En estos momentos, y en todos, esto es una tontería populista y una muestra de peligrosa inmadurez y frivolidad. ¿También sería colonialismo el trato a Extremadura, Galicia, Asturias, la España vaciada de Aragón y de Castilla, o de una Andalucía que no repunta…? No hay que confundir el colonialismo con la frustración, cierta o infundada.

La política es una actividad muy compleja, que a la vez de tener en cuenta la realidad tiene que estudiar – con aprovechamiento- el futuro a medio y largo plazo. Pero parece haber una ceguera solo comparable a la universitaria consistente en el ensimismamiento alrededor de la cuestión culmen de la endogamia: ¿y de lo mío qué? Sin atender a más razones. Decía Stalislaw Jerzy que “cuando el agua te llegue al cuello no te preocupes si no es potable”.

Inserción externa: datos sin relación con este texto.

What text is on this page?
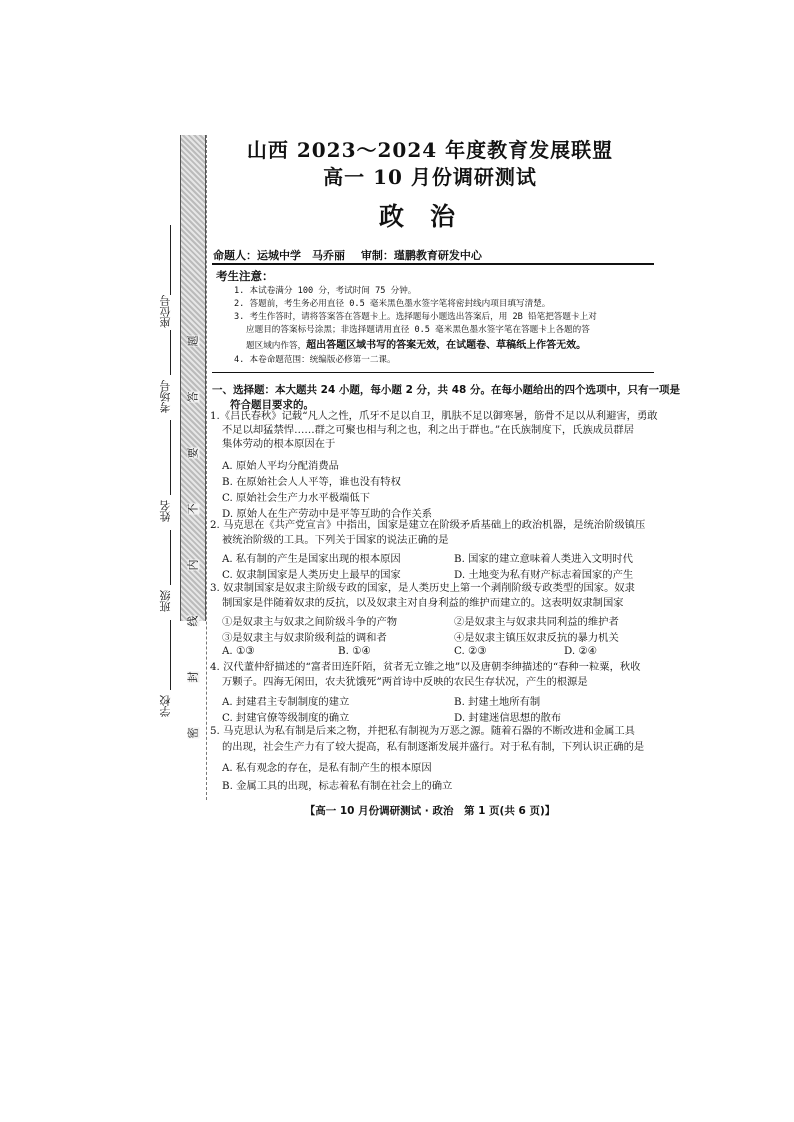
座位号
考场号
姓名
班级
学校
题
答
要
不
内
线
封
密
山西 2023～2024 年度教育发展联盟
高一 10 月份调研测试
政治
命题人：运城中学　马乔丽 审制：瑾鹏教育研发中心
考生注意：
1. 本试卷满分 100 分，考试时间 75 分钟。
2. 答题前，考生务必用直径 0.5 毫米黑色墨水签字笔将密封线内项目填写清楚。
3. 考生作答时，请将答案答在答题卡上。选择题每小题选出答案后，用 2B 铅笔把答题卡上对
应题目的答案标号涂黑；非选择题请用直径 0.5 毫米黑色墨水签字笔在答题卡上各题的答
题区域内作答，超出答题区域书写的答案无效，在试题卷、草稿纸上作答无效。
4. 本卷命题范围：统编版必修第一二课。
一、选择题：本大题共 24 小题，每小题 2 分，共 48 分。在每小题给出的四个选项中，只有一项是
符合题目要求的。
1.《吕氏春秋》记载“凡人之性，爪牙不足以自卫，肌肤不足以御寒暑，筋骨不足以从利避害，勇敢
不足以却猛禁悍……群之可聚也相与利之也，利之出于群也。”在氏族制度下，氏族成员群居
集体劳动的根本原因在于
A. 原始人平均分配消费品
B. 在原始社会人人平等，谁也没有特权
C. 原始社会生产力水平极端低下
D. 原始人在生产劳动中是平等互助的合作关系
2. 马克思在《共产党宣言》中指出，国家是建立在阶级矛盾基础上的政治机器，是统治阶级镇压
被统治阶级的工具。下列关于国家的说法正确的是
A. 私有制的产生是国家出现的根本原因	B. 国家的建立意味着人类进入文明时代
C. 奴隶制国家是人类历史上最早的国家	D. 土地变为私有财产标志着国家的产生
3. 奴隶制国家是奴隶主阶级专政的国家，是人类历史上第一个剥削阶级专政类型的国家。奴隶
制国家是伴随着奴隶的反抗，以及奴隶主对自身利益的维护而建立的。这表明奴隶制国家
①是奴隶主与奴隶之间阶级斗争的产物	②是奴隶主与奴隶共同利益的维护者
③是奴隶主与奴隶阶级利益的调和者	④是奴隶主镇压奴隶反抗的暴力机关
A. ①③	B. ①④	C. ②③	D. ②④
4. 汉代董仲舒描述的“富者田连阡陌，贫者无立锥之地”以及唐朝李绅描述的“春种一粒粟，秋收
万颗子。四海无闲田，农夫犹饿死”两首诗中反映的农民生存状况，产生的根源是
A. 封建君主专制制度的建立	B. 封建土地所有制
C. 封建官僚等级制度的确立	D. 封建迷信思想的散布
5. 马克思认为私有制是后来之物，并把私有制视为万恶之源。随着石器的不断改进和金属工具
的出现，社会生产力有了较大提高，私有制逐渐发展并盛行。对于私有制，下列认识正确的是
A. 私有观念的存在，是私有制产生的根本原因
B. 金属工具的出现，标志着私有制在社会上的确立
【高一 10 月份调研测试 · 政治　第 1 页(共 6 页)】
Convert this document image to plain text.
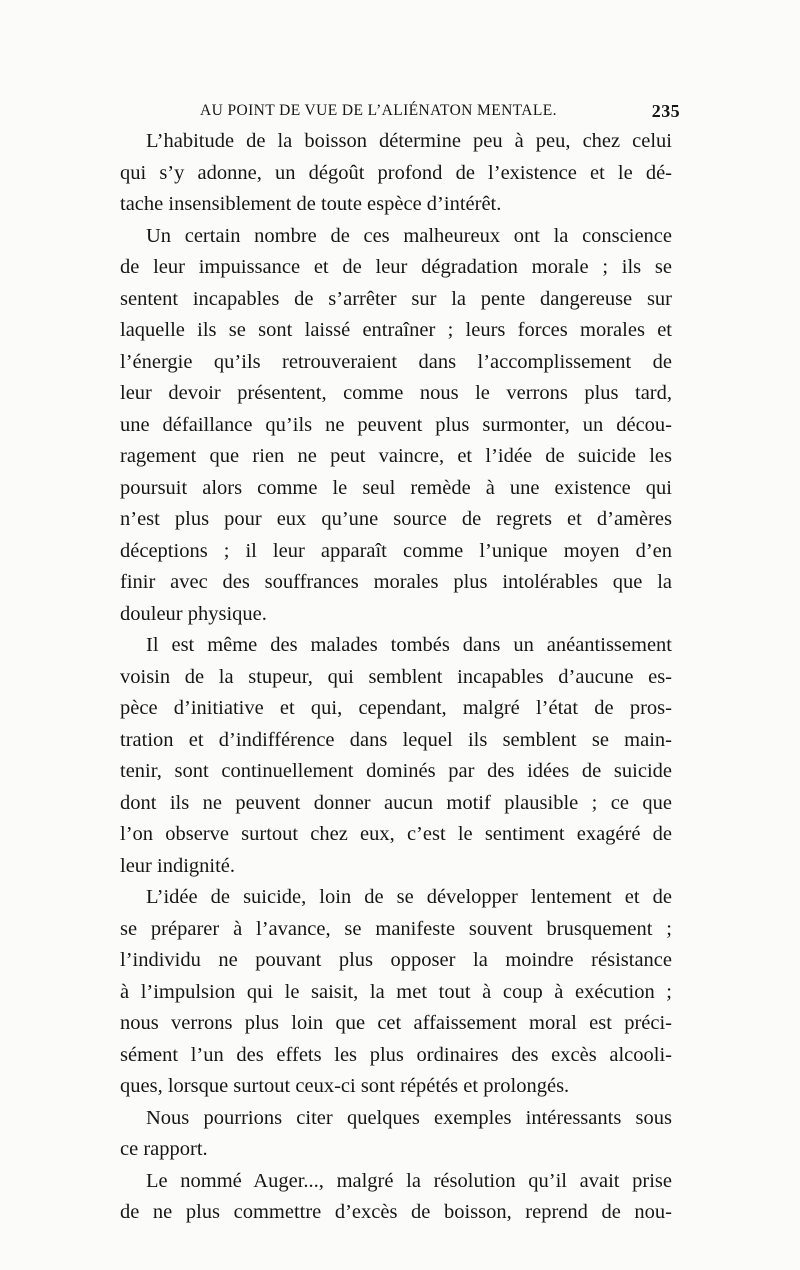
AU POINT DE VUE DE L’ALIÉNATON MENTALE.	235
L’habitude de la boisson détermine peu à peu, chez celui
qui s’y adonne, un dégoût profond de l’existence et le dé-
tache insensiblement de toute espèce d’intérêt.
Un certain nombre de ces malheureux ont la conscience
de leur impuissance et de leur dégradation morale ; ils se
sentent incapables de s’arrêter sur la pente dangereuse sur
laquelle ils se sont laissé entraîner ; leurs forces morales et
l’énergie qu’ils retrouveraient dans l’accomplissement de
leur devoir présentent, comme nous le verrons plus tard,
une défaillance qu’ils ne peuvent plus surmonter, un décou-
ragement que rien ne peut vaincre, et l’idée de suicide les
poursuit alors comme le seul remède à une existence qui
n’est plus pour eux qu’une source de regrets et d’amères
déceptions ; il leur apparaît comme l’unique moyen d’en
finir avec des souffrances morales plus intolérables que la
douleur physique.
Il est même des malades tombés dans un anéantissement
voisin de la stupeur, qui semblent incapables d’aucune es-
pèce d’initiative et qui, cependant, malgré l’état de pros-
tration et d’indifférence dans lequel ils semblent se main-
tenir, sont continuellement dominés par des idées de suicide
dont ils ne peuvent donner aucun motif plausible ; ce que
l’on observe surtout chez eux, c’est le sentiment exagéré de
leur indignité.
L’idée de suicide, loin de se développer lentement et de
se préparer à l’avance, se manifeste souvent brusquement ;
l’individu ne pouvant plus opposer la moindre résistance
à l’impulsion qui le saisit, la met tout à coup à exécution ;
nous verrons plus loin que cet affaissement moral est préci-
sément l’un des effets les plus ordinaires des excès alcooli-
ques, lorsque surtout ceux-ci sont répétés et prolongés.
Nous pourrions citer quelques exemples intéressants sous
ce rapport.
Le nommé Auger..., malgré la résolution qu’il avait prise
de ne plus commettre d’excès de boisson, reprend de nou-
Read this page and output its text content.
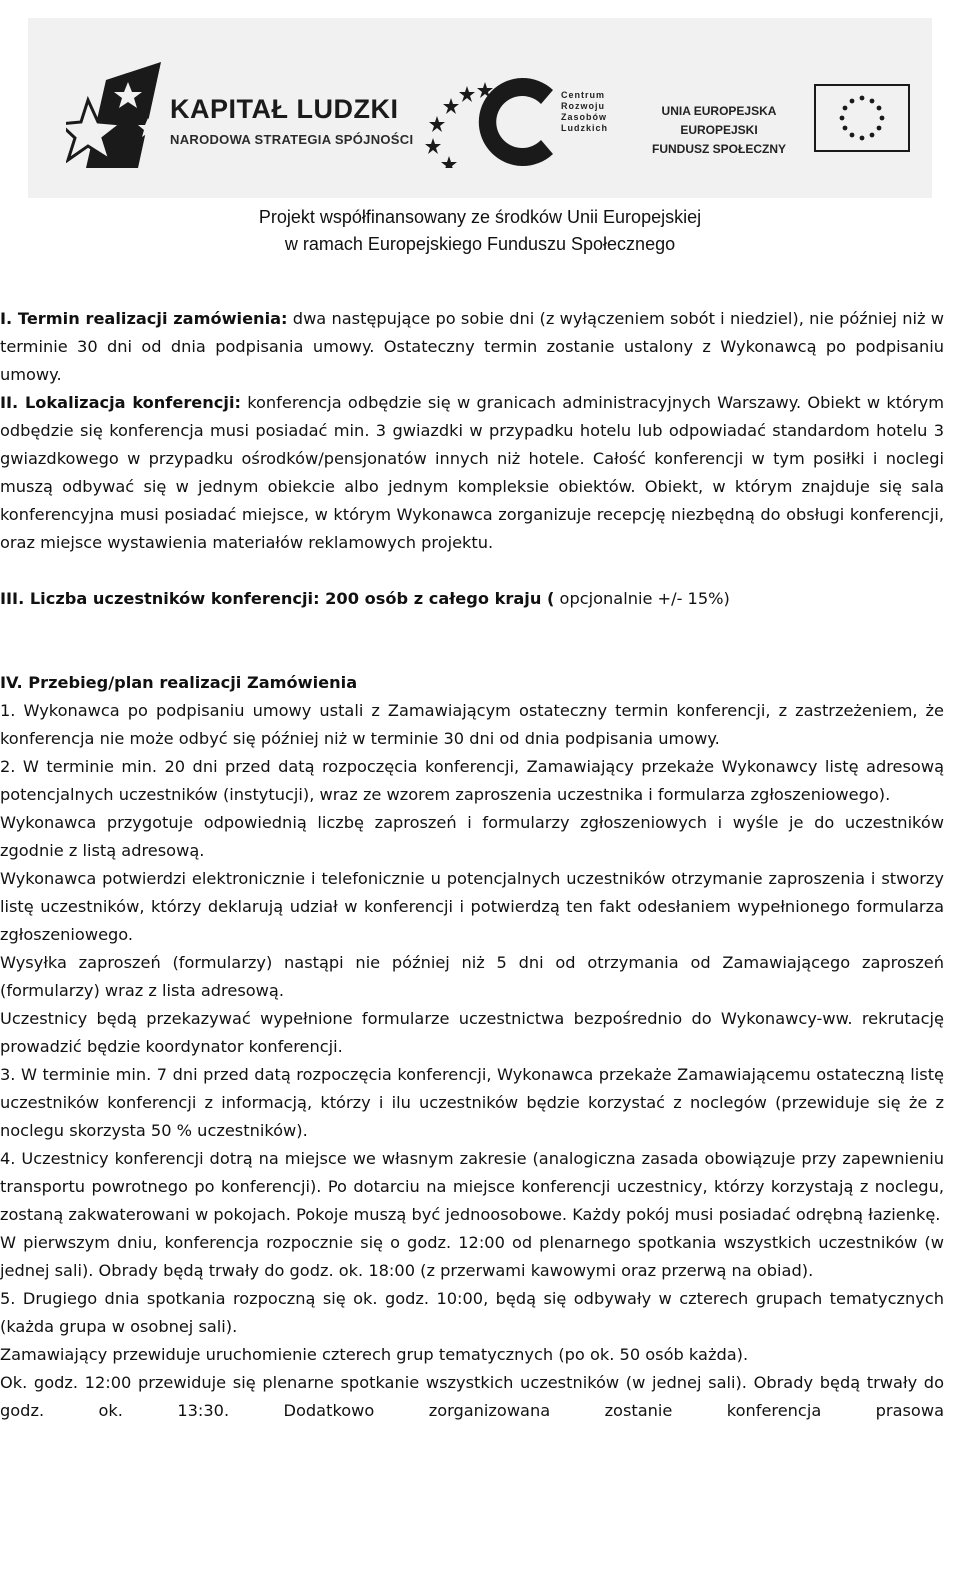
KAPITAŁ LUDZKI
NARODOWA STRATEGIA SPÓJNOŚCI
Centrum
Rozwoju
Zasobów
Ludzkich
UNIA EUROPEJSKA
EUROPEJSKI
FUNDUSZ SPOŁECZNY
Projekt współfinansowany ze środków Unii Europejskiej
w ramach Europejskiego Funduszu Społecznego

I. Termin realizacji zamówienia: dwa następujące po sobie dni (z wyłączeniem sobót i niedziel), nie później niż w terminie 30 dni od dnia podpisania umowy. Ostateczny termin zostanie ustalony z Wykonawcą po podpisaniu umowy.

II. Lokalizacja konferencji: konferencja odbędzie się w granicach administracyjnych Warszawy. Obiekt w którym odbędzie się konferencja musi posiadać min. 3 gwiazdki w przypadku hotelu lub odpowiadać standardom hotelu 3 gwiazdkowego w przypadku ośrodków/pensjonatów innych niż hotele. Całość konferencji w tym posiłki i noclegi muszą odbywać się w jednym obiekcie albo jednym kompleksie obiektów. Obiekt, w którym znajduje się sala konferencyjna musi posiadać miejsce, w którym Wykonawca zorganizuje recepcję niezbędną do obsługi konferencji, oraz miejsce wystawienia materiałów reklamowych projektu.

III. Liczba uczestników konferencji: 200 osób z całego kraju ( opcjonalnie +/- 15%)

IV. Przebieg/plan realizacji Zamówienia

1. Wykonawca po podpisaniu umowy ustali z Zamawiającym ostateczny termin konferencji, z zastrzeżeniem, że konferencja nie może odbyć się później niż w terminie 30 dni od dnia podpisania umowy.

2. W terminie min. 20 dni przed datą rozpoczęcia konferencji, Zamawiający przekaże Wykonawcy listę adresową potencjalnych uczestników (instytucji), wraz ze wzorem zaproszenia uczestnika i formularza zgłoszeniowego).

Wykonawca przygotuje odpowiednią liczbę zaproszeń i formularzy zgłoszeniowych i wyśle je do uczestników zgodnie z listą adresową.

Wykonawca potwierdzi elektronicznie i telefonicznie u potencjalnych uczestników otrzymanie zaproszenia i stworzy listę uczestników, którzy deklarują udział w konferencji i potwierdzą ten fakt odesłaniem wypełnionego formularza zgłoszeniowego.

Wysyłka zaproszeń (formularzy) nastąpi nie później niż 5 dni od otrzymania od Zamawiającego zaproszeń (formularzy) wraz z lista adresową.

Uczestnicy będą przekazywać wypełnione formularze uczestnictwa bezpośrednio do Wykonawcy-ww. rekrutację prowadzić będzie koordynator konferencji.

3. W terminie min. 7 dni przed datą rozpoczęcia konferencji, Wykonawca przekaże Zamawiającemu ostateczną listę uczestników konferencji z informacją, którzy i ilu uczestników będzie korzystać z noclegów (przewiduje się że z noclegu skorzysta 50 % uczestników).

4. Uczestnicy konferencji dotrą na miejsce we własnym zakresie (analogiczna zasada obowiązuje przy zapewnieniu transportu powrotnego po konferencji). Po dotarciu na miejsce konferencji uczestnicy, którzy korzystają z noclegu, zostaną zakwaterowani w pokojach. Pokoje muszą być jednoosobowe. Każdy pokój musi posiadać odrębną łazienkę.

W pierwszym dniu, konferencja rozpocznie się o godz. 12:00 od plenarnego spotkania wszystkich uczestników (w jednej sali). Obrady będą trwały do godz. ok. 18:00 (z przerwami kawowymi oraz przerwą na obiad).

5. Drugiego dnia spotkania rozpoczną się ok. godz. 10:00, będą się odbywały w czterech grupach tematycznych (każda grupa w osobnej sali).

Zamawiający przewiduje uruchomienie czterech grup tematycznych (po ok. 50 osób każda).

Ok. godz. 12:00 przewiduje się plenarne spotkanie wszystkich uczestników (w jednej sali). Obrady będą trwały do godz. ok. 13:30. Dodatkowo zorganizowana zostanie konferencja prasowa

Los problemas complejos, y más si están en movimiento y creando desastrosas sinergias, no se resuelven con los métodos de siempre ni con soluciones simples, casi siempre algo más allá: simplistas.

En Canarias, ahora mismo, lo urgente coincide con lo importante, y no hay nada más importante que controlar con tino y medios el final de la pandemia y resolver los problemas de las personas que en la Palma lo han perdido todo. El Gobierno tiene la principal obligación, política y moral, de ayudarles eficazmente en la transición a la nueva etapa de su vida y devolverles la esperanza. Túneles, viaductos, circunvalaciones de lujo, juegos urbanísticos de nuevos ricos…pueden esperar.

Estos presupuestos son extraordinarios por ser especiales y únicos, y su análisis y crítica deben situarse en esta esfera y no en las habituales elucubraciones de ‘dale que te pego’. “El análisis concreto de la realidad concreta en el momento concreto’, que decía Marta Hanecker tiene un buen ejemplo en este momento que nos ha tocado vivir. Además, la opinión definitiva no puede dejar de lado los fondos europeos Next Generation. El dinero, aunque tenga distintas procedencias, siempre suma.

Si aún no se han dado cuenta, lo que quiere la gente es seriedad, rigor, tener casa nueva en Los Llanos, recuperar sus fincas y salir del pozo, o del hospital.

Los show fuera de lugar y el histrionismo tienen efecto boomerang. Déjenlos para VOX.